The Amtrak train 501 wreckage on Interstate 5 near DuPont. Courtesy of Washington State Trooper, Brooke Bova.

The Amtrak train 501 wreckage on Interstate 5 near DuPont. Courtesy of Washington State Trooper, Brooke Bova.

Bloodworks NW calls for donations in wake of fatal Amtrak derailment

  • Tuesday, December 19, 2017 1:57pm
  • News

Bloodworks Northwest issued an urgent appeal for donors Monday morning following the Amtrak passenger train derailment near DuPont that is making major demands on the community blood supply.

At least three people were killed after Amtrak train 501 derailed and fell onto Interstate 5 during its inaugural trip on a new route Monday morning, according to multiple media reports as of the Reporter’s deadline Tuesday afternoon. National Transportation Safety Board officials confirmed at a press conference late Monday night that the train was traveling 80 mph in a 30 mph zone.

“On behalf of everyone at Amtrak, we are deeply saddened by all that has happened today,” said Amtrak President and co-CEO Richard Anderson on Twitter. “We will do everything in our power to support our passengers and crew and their families.”

The wreckage has blocked all southbound lanes of Interstate 5 since 7:38 a.m. and the Washington State Patrol recommend travelers take SR 16 to SR 3. This and an alternative northbound route can be found at the state patrol’s blog. As of Tuesday at 1:30 p.m., the southbound lanes are still blocked near mile marker 116 according to the Washington State Department of Transportation.

HOW TO HELP

Donors can still help the community by scheduling an appointment in upcoming days that will help meet the needs of victims who need ongoing treatment and help restock the blood supply, according to Dr. James AuBuchon, Bloodworks president and CEO. He noted that supplies for some blood types are at critical levels – just one- or two-day supply, compared to a normal four-day inventory.

“Bloodworks has issued more than 150 units of blood to respond to emergency orders from hospitals receiving people injured in the tragedy,” said AuBuchon in a press release. “Many of the casualties [were] taken to South Sound hospitals — including St.
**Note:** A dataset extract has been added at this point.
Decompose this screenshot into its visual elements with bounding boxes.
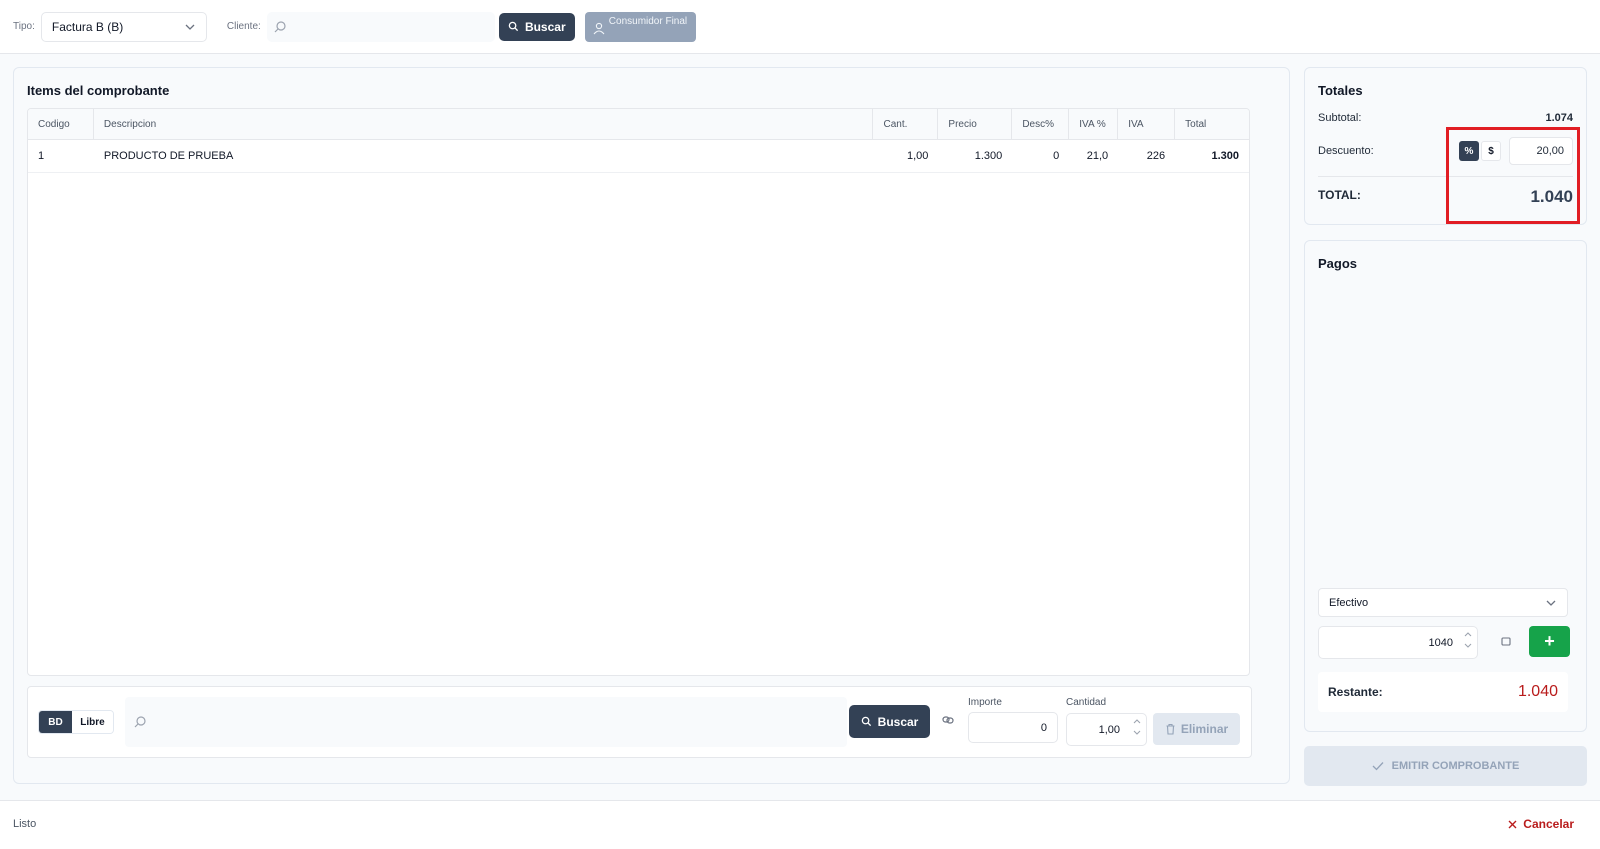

Joseph’s Medical Center in Tacoma, St. Peter’s Hospital and Madigan Army Medical Center — who all depend on Bloodworks to meet their patient needs.”

There is a special need for O-type blood, AB plasma and platelets but all donors are welcome.

“We need to replenish our supplies to meet the needs of injured people today, and in the days ahead, as well as to meet normal needs,” he said in a press release.

The nearest donor centers are in the Bellevue at 1807 132nd Ave. NE; North Seattle at 10357 Stone Ave. N; Central Seattle at 921 Terry Ave.; and Lynnwood at 19723 Highway 99, Suite F.

“Having blood already on the shelves is essential when unforeseeable emergencies or tragedies happen,” AuBuchon said in a press release. “To avoid a crisis for the local blood supply, we’re urging donors who have not donated recently to schedule an appointment as soon as they can at a donor center or mobile drive.”

Donor centers are open for extended hours this month to make donations more convenient. Information can be found at bloodworksnw.org. Appointments are encouraged, but walk-ins are also welcome. Appointments can be made online at schedule.bloodworksnw.org or by calling 1-800-398-7888.